И все-таки, думал я про себя, нам, литераторам, лучше. Наступит день, когда всякий хорошо тренированный пловец овладеет новым способом; недавняя слава г-на Г. поблекнет, и плавательный спорт будет озабочен новыми проблемами. А как еще не освоено все у нас, литераторов, как широко и неизведанно простирается перед нами весь мир! Даже если предположить, что со времен Гомера за две с половиной тысячи лет действительно достигнут прогресс - что еще не доказано, - то как невелик он! Мысль меня освежила, и, вернувшись домой в приподнятом настроении, я хотел немедленно сесть за работу.
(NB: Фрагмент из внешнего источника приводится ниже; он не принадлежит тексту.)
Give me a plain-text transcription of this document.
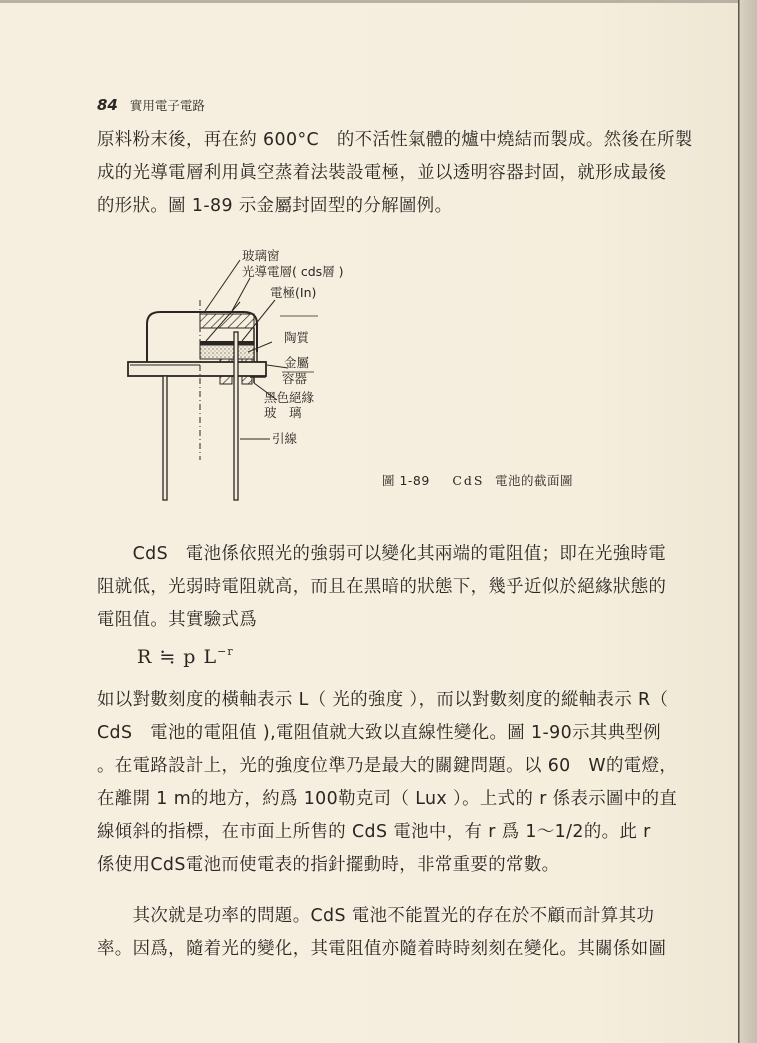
84 實用電子電路
原料粉末後，再在約 600°C　的不活性氣體的爐中燒結而製成。然後在所製
成的光導電層利用眞空蒸着法裝設電極，並以透明容器封固，就形成最後
的形狀。圖 1-89 示金屬封固型的分解圖例。
玻璃窗
光導電層( cds層 )
電極(In)
陶質
金屬
容器
黑色絕緣
玻　璃
引線
圖 1-89 CdS 電池的截面圖
　　CdS　電池係依照光的強弱可以變化其兩端的電阻值；即在光強時電
阻就低，光弱時電阻就高，而且在黑暗的狀態下，幾乎近似於絕緣狀態的
電阻值。其實驗式爲
R ≒ p $L^{-r}$
如以對數刻度的橫軸表示 L（ 光的強度 ），而以對數刻度的縱軸表示 R（
CdS　電池的電阻值 ),電阻值就大致以直線性變化。圖 1-90示其典型例
。在電路設計上，光的強度位準乃是最大的關鍵問題。以 60　W的電燈，
在離開 1 m的地方，約爲 100勒克司（ Lux ）。上式的 r 係表示圖中的直
線傾斜的指標，在市面上所售的 CdS 電池中，有 r 爲 1～1/2的。此 r
係使用CdS電池而使電表的指針擺動時，非常重要的常數。
　　其次就是功率的問題。CdS 電池不能置光的存在於不顧而計算其功
率。因爲，隨着光的變化，其電阻值亦隨着時時刻刻在變化。其關係如圖
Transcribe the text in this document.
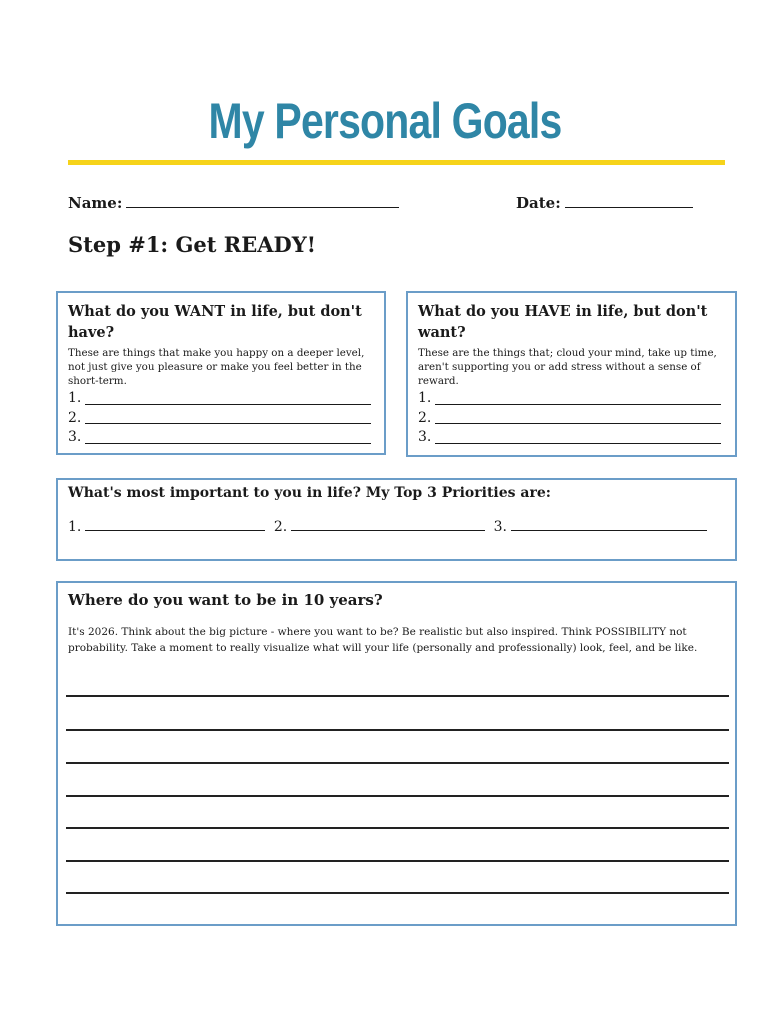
My Personal Goals
Name:	Date:
Step #1: Get READY!
What do you WANT in life, but don't have?
These are things that make you happy on a deeper level, not just give you pleasure or make you feel better in the short-term.
1.
2.
3.
What do you HAVE in life, but don't want?
These are the things that; cloud your mind, take up time, aren't supporting you or add stress without a sense of reward.
1.
2.
3.
What's most important to you in life? My Top 3 Priorities are:
1.	2.	3.
Where do you want to be in 10 years?
It's 2026. Think about the big picture - where you want to be? Be realistic but also inspired. Think POSSIBILITY not probability. Take a moment to really visualize what will your life (personally and professionally) look, feel, and be like.
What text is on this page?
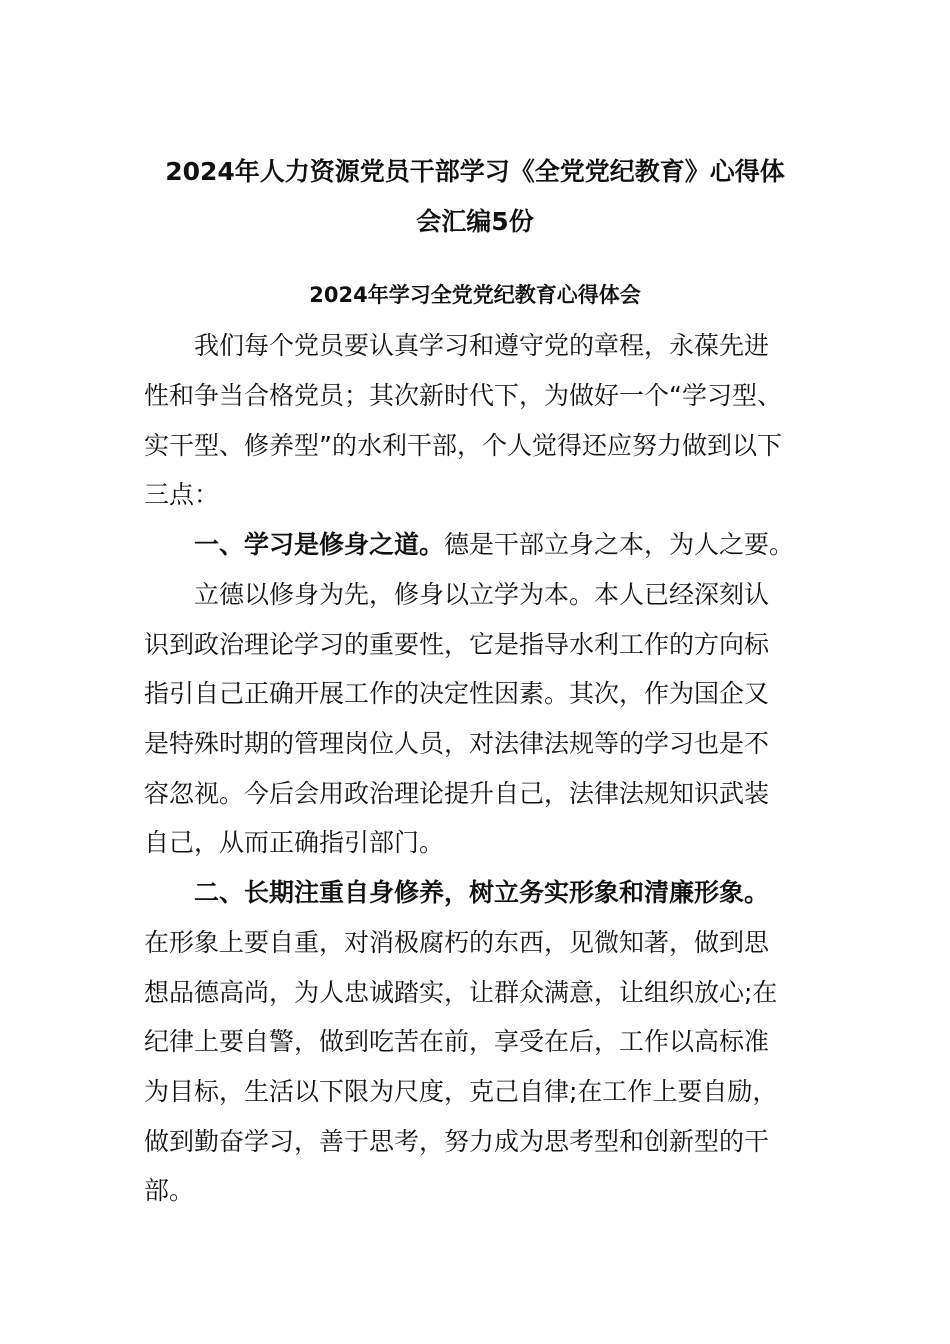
2024年人力资源党员干部学习《全党党纪教育》心得体
会汇编5份
2024年学习全党党纪教育心得体会

我们每个党员要认真学习和遵守党的章程，永葆先进

性和争当合格党员；其次新时代下，为做好一个“学习型、

实干型、修养型”的水利干部，个人觉得还应努力做到以下

三点：

一、学习是修身之道。德是干部立身之本，为人之要。

立德以修身为先，修身以立学为本。本人已经深刻认

识到政治理论学习的重要性，它是指导水利工作的方向标

指引自己正确开展工作的决定性因素。其次，作为国企又

是特殊时期的管理岗位人员，对法律法规等的学习也是不

容忽视。今后会用政治理论提升自己，法律法规知识武装

自己，从而正确指引部门。

二、长期注重自身修养，树立务实形象和清廉形象。

在形象上要自重，对消极腐朽的东西，见微知著，做到思

想品德高尚，为人忠诚踏实，让群众满意，让组织放心;在

纪律上要自警，做到吃苦在前，享受在后，工作以高标准

为目标，生活以下限为尺度，克己自律;在工作上要自励，

做到勤奋学习，善于思考，努力成为思考型和创新型的干

部。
Но на столе еще лежала сегодняшняя утренняя почта, и, о господи, в три-четыре раза она была больше, чем обыкновенно! Несколько раздосадованный, я вскрыл для начала сразу дюжину писем и начал читать. Нет, сегодняшний день и вправду счастливый. Письмо за письмом - одно отраднее другого. Каждое начиналось с обращения „Глубокоуважаемый мастер“ и содержало только приятные и лестные вещи. Университет моей земли, хотя я не был ни фабрикантом, ни тенором, решил присвоить мне звание почетного доктора. Знаменитая „Швайнфуртская газета“, которой я посылал стихи и которая неизменно мне их возвращала, молила меня о сотрудничестве в любой форме и области, каждая моя строчка будет принята с радостью и редакцией, и читателями. И так было конверт за конвертом. Певица Ида из городского театра, обольстительная смуглая цирцея, приглашала меня покататься на автомобиле. Фотограф из Дортмунда и фотограф из Карлсруэ умоляли о разрешении меня увековечить. На четверть года мне бесплатно предлагали для обкатки новый автомобиль. Не было писем ни от теософинь, ни от привержениц маздазнана[2]
, ни римских трагедий от учеников пятого класса, ни революционных драм от учеников шестого класса. Это было удивительно, это был великий день. Торжества по поводу моего пятидесятилетия и шестидесятилетия напоминали его лишь отдаленно.Это показалось мне слишком. И оставшиеся письма я решил прочесть позже, после обеда. Но среди них была еще красивая плоская бандероль, которая возбудила во мне любопытство. Видно, что содержание ее - не книга и не рукопись и, следовательно, может быть только приятным. Я перерезал бечевку и снял упаковку. На свет явилась шелковая бумага розового цвета, распространился тонкий аромат, содержимое было на ощупь мягким и нежным. Неторопливо и торжественно, словно с памятника, я снял эту обертку и обнаружил рукоделие из тонкой, похожей на трикотаж материи. С удивлением я развернул вещь и положил на стул. То оказался черный купальный костюм из шелковисто мерцающего трикотажа с большим алым сердцем, пришитым к груди и обрамленным перекрестным стежком, и на этом алом сердце черными буквами было вышито: „Великому Генриху, несравненному пловцу-подводнику“.
Черт побери, только теперь я наконец-то сообразил, что вся эта обширная утренняя почта адресована вовсе не мне, а моему соседу Г., пловцу, который сидит теперь в своем банке и очиняет карандаши, но уже завтра возьмет расчет и поедет в Америку, Париж или Лондон, последовав одному из приглашений, получаемых им сейчас ежедневно.
Раздраженный и немного расстроенный, я еще раз вышел на улицу и поплелся на набережную. Передо мной простиралось Цюрихское озеро, я смотрел на него и очень серьезно размышлял над тем, не поменять ли мне свое занятие на плавательный спорт. Если даже не рассчитывать на мировой рекорд, я был еще достаточно крепок, в отрочестве очень хорошо плавал и меня бы, наверно, хватило на неплохие почетные результаты в кантональных заплывах стариков. Но озеро вдруг показалось неприятно холодным и мокрым, и, подумав, что это необозримое расстояние отсюда до того берега мастер Г. проплыл за десять минут, я вспомнил опять, какие благодарные и неистощимые цели и задачи меня еще ждут в поэтическом искусстве.